Tin Photography at the Denver Art Museum

Every few months, the Denver Art Museum hosts an artists in residence that stays onsite and works in a public access studio, sharing his or her craft with visitors and guests.  When I heard that March’s Artist is Residence was photographer Will Wilson, I marked my calendar and made sure Heather and I made time to go check out his work.

I didn’t know much about what he would be doing, just that he worked with Tin as his main medium.  When we got the art museum on the day of our visit, we were surprised and excited to learn that Will was letting the public sit as models for his project!  We were lucky enough to nab a spot for that day and after two hours we finally got to sit in front of his camera.

Here is a brief description of Will’s project while at the art museum:

As an indigenous artist working in the 21st Century, employing media that range from historical photographic processes to the randomizaton and projection of complex visual systems, within virtual environments, I am impatient with the way that American culture remains enamored of one particular moment in a photographic exchange between Euro-American and aborigianl American societies: the decades from 1907 to 1930 when photographer Edward S. Curtis produced his magisterial opus The North American Indian.  I intend to resume the documentary mission of Curtis from the standpoint of a 21st century indigenous, trans-customary, cultural practitioner.  I want to supplant Curtis’ Settler gaze and the remarkable body of ethnographic material he complied with a contemporary vision of Native North America.
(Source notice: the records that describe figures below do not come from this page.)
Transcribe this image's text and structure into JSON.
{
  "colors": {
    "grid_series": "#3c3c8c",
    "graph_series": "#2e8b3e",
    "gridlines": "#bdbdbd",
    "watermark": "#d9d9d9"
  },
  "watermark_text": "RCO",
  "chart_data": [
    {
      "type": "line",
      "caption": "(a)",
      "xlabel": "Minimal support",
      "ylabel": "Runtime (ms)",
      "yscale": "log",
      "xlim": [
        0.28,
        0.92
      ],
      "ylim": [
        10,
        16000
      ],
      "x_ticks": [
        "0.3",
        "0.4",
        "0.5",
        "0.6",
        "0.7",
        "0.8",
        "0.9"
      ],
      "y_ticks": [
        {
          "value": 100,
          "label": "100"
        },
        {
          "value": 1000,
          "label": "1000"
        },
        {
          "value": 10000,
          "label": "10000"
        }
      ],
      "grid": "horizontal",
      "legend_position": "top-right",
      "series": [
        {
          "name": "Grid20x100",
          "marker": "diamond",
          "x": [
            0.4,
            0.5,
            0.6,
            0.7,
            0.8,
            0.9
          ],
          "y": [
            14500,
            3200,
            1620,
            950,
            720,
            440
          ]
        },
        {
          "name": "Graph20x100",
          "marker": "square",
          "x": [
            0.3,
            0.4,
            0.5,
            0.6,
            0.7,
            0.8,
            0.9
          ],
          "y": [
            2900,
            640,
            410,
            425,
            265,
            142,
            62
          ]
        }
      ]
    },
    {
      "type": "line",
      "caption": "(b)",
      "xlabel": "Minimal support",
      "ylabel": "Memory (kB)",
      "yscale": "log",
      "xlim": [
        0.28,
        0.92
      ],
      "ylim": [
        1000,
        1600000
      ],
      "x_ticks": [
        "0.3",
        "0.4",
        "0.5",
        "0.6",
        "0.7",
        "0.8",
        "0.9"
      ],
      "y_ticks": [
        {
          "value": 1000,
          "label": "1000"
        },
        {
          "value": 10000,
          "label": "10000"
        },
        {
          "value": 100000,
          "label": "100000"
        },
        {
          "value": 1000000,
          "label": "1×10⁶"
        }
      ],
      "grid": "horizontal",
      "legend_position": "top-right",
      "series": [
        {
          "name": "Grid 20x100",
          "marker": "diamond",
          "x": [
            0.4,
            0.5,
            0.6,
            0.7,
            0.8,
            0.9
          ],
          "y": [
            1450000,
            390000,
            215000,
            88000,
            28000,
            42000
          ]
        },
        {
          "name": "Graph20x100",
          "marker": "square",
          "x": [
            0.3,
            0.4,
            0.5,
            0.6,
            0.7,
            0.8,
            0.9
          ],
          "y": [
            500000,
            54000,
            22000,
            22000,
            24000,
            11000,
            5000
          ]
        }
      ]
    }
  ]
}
I propose to create a body of photographic inquiry that will stimulate a critical dialogue and reflection around the historical and contemporary “photographic exchange” as it pertains to Native Americans.  My aim is to convene with and invite indigenous artists, arts professionals, and tribal governance to engage in the performative ritual that is the studio portrait.  This experience will be intensified and refined by the use of large format (8×10) wet plate collodion studio photography.  This beautifully alchemic photographic process dramatically contributed to our collective understanding of Native American people and, in doing so, our American identity.

Will encouraged visitors to bring items that were significant to them, but since we didn’t even know we’d be able to sit, we didn’t have anything on hand.  He did however, really like how we naturally linked arms and leaned in together.  I made sure that my wedding ring was visible in the hopes of creating a narrative from within our portrait that was true to us and representative of our times.

After developing the plate (which was a negative and a print all in one), Will was super generous and gifted the finished product to us.  It is definitely a prized piece of art work and will be on display on my new office shelves once I get them installed.

While I’ve never used any camera larger than a 35mm, it was awesome to watch him work the old-school camera (which required removing the lens cap to expose because there is no shutter), observe his use of hot lights and  flash burst, and to have to sit super still for a several seconds during exposure to make sure the focus point on our eyes stayed sharp.